Text und Inszenierung von „Heart Rock” stammen von Ingmar Otto. In der Doppeldeutigkeit des Titels liegt nicht nur die thematische Ausrichtung verborgen, sondern auch eine Vorahnung, welches Musikgenre durch das Autoradio klingen wird: AC/DC, Bon Jovi, U2 und zahlreiche weitere Rock-Klassiker, in denen Liebesbeziehungen und ihre Folgen analysiert und künstlerisch verpackt werden. Die Klischees mancher dieser Feststellungen kommen schließlich auch den Darstellern über die Lippen - gepaart mit dem notwendigen Humor.

Hupen statt Händeklatschen

Cindy, gespielt von Maja Sikora, steht kurz vor ihrer Hochzeit, als die Begegnung mit dem Fremden ihre Pläne ändert. Ihr leichter, fröhlicher Charakter steht im Kontrast zu Mutter Angie, gespielt von Michaela Hanser, deren Alltag sich um Gebrauchtwagen dreht. Die Verlobung mit Biker Thor, verkörpert von Sascha Krebs, ist plötzlich unsicher.

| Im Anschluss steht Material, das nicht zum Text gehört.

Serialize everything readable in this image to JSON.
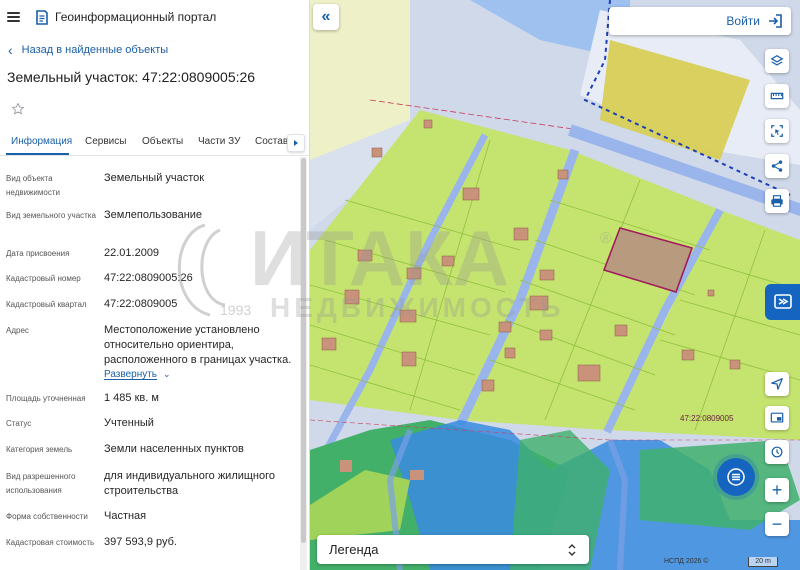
{
  "app": {
    "title": "Геоинформационный портал"
  },
  "panel": {
    "back_label": "Назад в найденные объекты",
    "object_title": "Земельный участок: 47:22:0809005:26",
    "tabs": [
      "Информация",
      "Сервисы",
      "Объекты",
      "Части ЗУ",
      "Состав"
    ],
    "active_tab": "Информация",
    "expand_label": "Развернуть",
    "properties": [
      {
        "label": "Вид объекта недвижимости",
        "value": "Земельный участок"
      },
      {
        "label": "Вид земельного участка",
        "value": "Землепользование"
      },
      {
        "label": "Дата присвоения",
        "value": "22.01.2009"
      },
      {
        "label": "Кадастровый номер",
        "value": "47:22:0809005:26"
      },
      {
        "label": "Кадастровый квартал",
        "value": "47:22:0809005"
      },
      {
        "label": "Адрес",
        "value": "Местоположение установлено относительно ориентира, расположенного в границах участка."
      },
      {
        "label": "Площадь уточненная",
        "value": "1 485 кв. м"
      },
      {
        "label": "Статус",
        "value": "Учтенный"
      },
      {
        "label": "Категория земель",
        "value": "Земли населенных пунктов"
      },
      {
        "label": "Вид разрешенного использования",
        "value": "для индивидуального жилищного строительства"
      },
      {
        "label": "Форма собственности",
        "value": "Частная"
      },
      {
        "label": "Кадастровая стоимость",
        "value": "397 593,9 руб."
      }
    ]
  },
  "map": {
    "login_label": "Войти",
    "legend_label": "Легенда",
    "quarter_label": "47:22:0809005",
    "attribution": "НСПД 2026 ©",
    "scale_label": "20 m",
    "watermark": {
      "brand": "ИТАКА",
      "year": "1993",
      "subtitle": "НЕДВИЖИМОСТЬ",
      "registered": "®"
    }
  },
  "icons": {
    "menu": "hamburger-icon",
    "logo": "portal-logo-icon",
    "back": "chevron-left-icon",
    "favorite": "star-icon",
    "collapse": "double-chevron-left-icon",
    "login": "login-icon",
    "layers": "layers-icon",
    "measure": "ruler-icon",
    "select_area": "select-area-icon",
    "share": "share-icon",
    "print": "print-icon",
    "locate": "navigation-arrow-icon",
    "screen": "screen-icon",
    "zoom_in": "plus-icon",
    "zoom_out": "minus-icon"
  },
  "colors": {
    "accent": "#1a5fa8",
    "primary_button": "#1565c0",
    "parcel_fill": "#c5e36f",
    "parcel_border": "#8fc23c",
    "selected_parcel": "#a11c5c",
    "water": "#3a8be0",
    "forest": "#43b06a"
  }
}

Familiäre Enthüllungen und Schicksalswendungen wirbeln die Protagonisten auf. Und alles nur, wie Cindy öffentlichkeitswirksam auf ein Auto schreibt, wegen der „Liebe von meinem Leben”. Die Ausdrucksweise der Schauspieler wickelt die vermeintlich ernsten Entscheidungen des Lebens und den kleinen und großen Dramen der Geschichte in eine Stimmung, die viel eher zum Schmunzeln als zum Weinen bringt.

Eine weitere bestimmende Komponente des Abends, die der musikalische Leiter Stephan Ohm zwar nicht geplant hat, sind die Hupen, der dicht an dicht geparkten Autos. Sie ersetzen das gewohnte Geräusch klatschender Hände und erreichen ihren dröhnenden Höhepunkt, als sich der „Globe of Speed” mit bis zu sieben Motorradfahrern füllt. Diese fahren in dem vergleichsweise kleinen Käfig mit- und springen übereinander, auf die Sekunde genau choreografiert. Trotz etwas Regen, der die Premiere hätte beenden können, stehen Kammertheater und Zirkus-Artisten am Ende vor blinkenden Scheinwerfern und einem begeisterten, neuartigen Applaus.